Monday, November 27, 2006

Testing As A Joke

Some test administrators are catching on to the ridiculousness of standardized testing, but in the wrong way.

SAT Monitors Napped, Ignored Rules, Teens Say
By
Jay MathewsWashington Post Staff WriterFriday, November 17, 2006; Page A01
They started the SAT that Saturday morning more than an hour late, not helpful for a college-entrance test many consider an ordeal under the best circumstances. But the situation worsened for eight students with learning disabilities in one second-floor testing room at Woodrow Wilson Senior High School in Northwest Washington.


According to three of the students who were there Oct. 14, the proctor and the associate test supervisor in the room let students work on some sections long after time expired and on others ahead of time. They let students make cellphone calls and eat in the room. Lacking a clock, they let students time the examination themselves with a microwave oven timer
.

Occasionally, the three students said, the two test administrators dozed off. All of those actions were flagrant rule violations. Some test experts called the episode, which occurred at one of the country's busiest testing centers, a striking example of persistent problems with the administration of the SAT. Students called it worse.

Penelope Meyers, a senior at the private Edmund Burke School in Northwest, said she burst into tears when she got into her mother's car at 4:30 p.m., nearly nine hours after she had arrived at the exam site.

"It was the most bogus and corrupt joke I had ever heard of," she said.

Hana Viswanathan, a senior at the private Washington International School, also in Northwest, offered an SAT word to describe what happened: debacle...

...At one point, Meyers said, the associate supervisor noticed that a few students had finished one section early and told them that they could start the next. Meyers, who knew this violated the rules, did not start. The official came over and whispered in her ear to go ahead.
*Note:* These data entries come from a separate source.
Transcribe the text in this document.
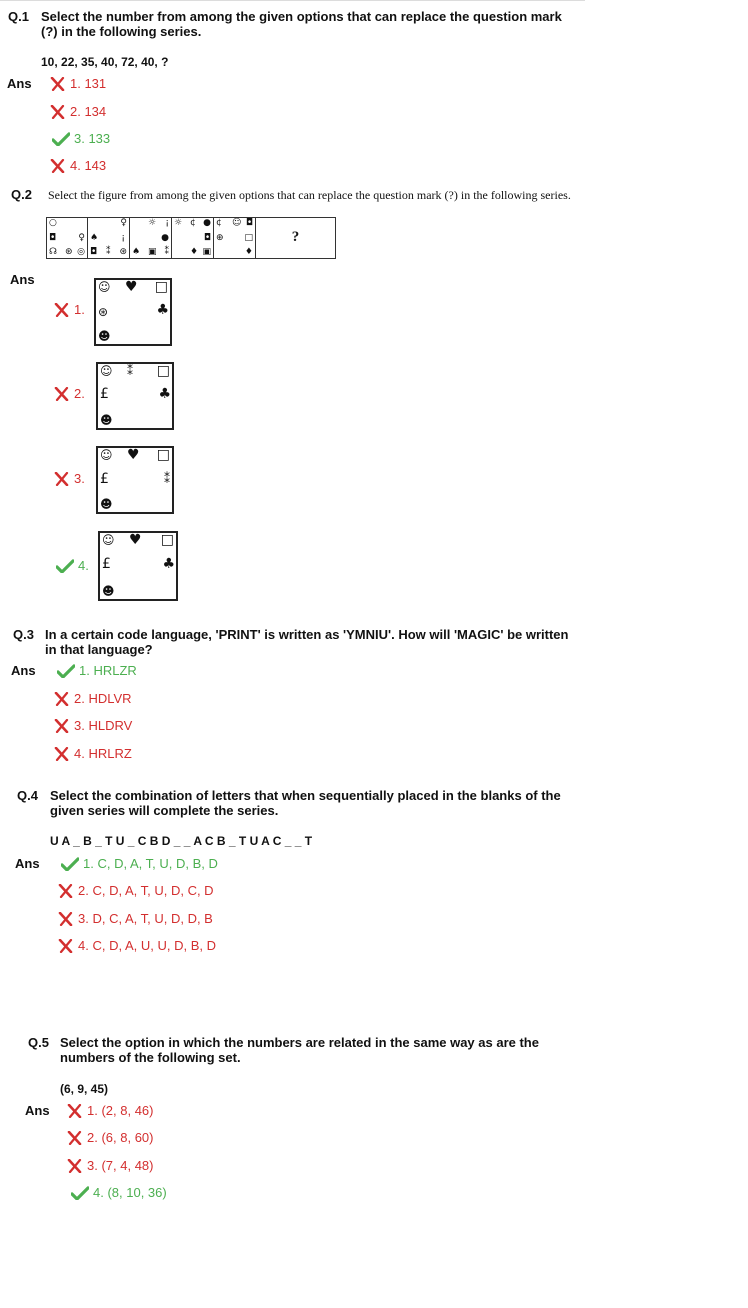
Q.1 Select the number from among the given options that can replace the question mark
(?) in the following series.
10, 22, 35, 40, 72, 40, ?
Ans	1. 131
2. 134
3. 133
4. 143
Q.2 Select the figure from among the given options that can replace the question mark (?) in the following series.
○
◘ ♀
☊ ⊛ ◎
♀
♠	¡
◘ ⁑ ⊛
☼ ¡
●
♠ ▣ ⁑
☼ ¢ ●
◘
♦ ▣
¢ ☺ ◘
⊕ □
♦
?
Ans
1.
☺ ♥ □
⊛	♣
☻
2.
☺ ⁑ □
£	♣
☻
3.
☺ ♥ □
£	⁑
☻
4.
☺ ♥ □
£	♣
☻
Q.3 In a certain code language, 'PRINT' is written as 'YMNIU'. How will 'MAGIC' be written
in that language?
Ans	1. HRLZR
2. HDLVR
3. HLDRV
4. HRLRZ
Q.4 Select the combination of letters that when sequentially placed in the blanks of the
given series will complete the series.
U A _ B _ T U _ C B D _ _ A C B _ T U A C _ _ T
Ans	1. C, D, A, T, U, D, B, D
2. C, D, A, T, U, D, C, D
3. D, C, A, T, U, D, D, B
4. C, D, A, U, U, D, B, D
Q.5 Select the option in which the numbers are related in the same way as are the
numbers of the following set.
(6, 9, 45)
Ans	1. (2, 8, 46)
2. (6, 8, 60)
3. (7, 4, 48)
4. (8, 10, 36)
Meyers replied that she was not going to cheat. The administrator, according to Meyers, said: "It doesn't matter. There's only a few minutes left."

For full article, click here; http://www.washingtonpost.com/wp-dyn/content/article/2006/11/16/AR2006111601981.html?nav=rss_education

Funny at first, but an ironic and sad twist on the current state of testing. Usually my posts are about administrators in the government and in the schools who take testing too seriously. This story makes for a sad attempt at measuring a students aptitude.

I had a similar event happen to me, during a Intro to Sociology final exam in my first year of college at Portland State University. The teacher had not made enough exams for the large lecture class, so she passed out half of them to students and then left to go copy the rest. I was sitting in the back and became frustrated, along with many other students, at the unfairness occuring. Some students were so annoyed that they started talking to those around them, but the students in the front taking the exam became annoyed with those in the back, and a fight started between a couple of students. This was odd but not the worst of it.

The professor came back into the class and reported that the copier machine was broken and those who hadn't recieved a test yet had the responsibility to go to the second floor offices and ask for a test there. Once in the second floor,we were told that we should just sit in the offices and take the exam, since we were already getting a late start. There we were interrupted frequently, unsupervised, and talking with eachother about the absurdity of the situation. We joked that we were subjects in an experiment for the Sociology class.

What causes these extremes in opinions and execution styles in testing? Is it the professor/teacher/administrators personality? Or are they trying to hint at their opinion of standardized testing as a whole? Was my sociology teacher secretly showing us the errors of testing? And were the administrators of the SAT in Washington sharing the same point of view that I hold on tests? Whatever the reasons, if these problems keep persisting with testing, a reform is bound to happen, hopefully.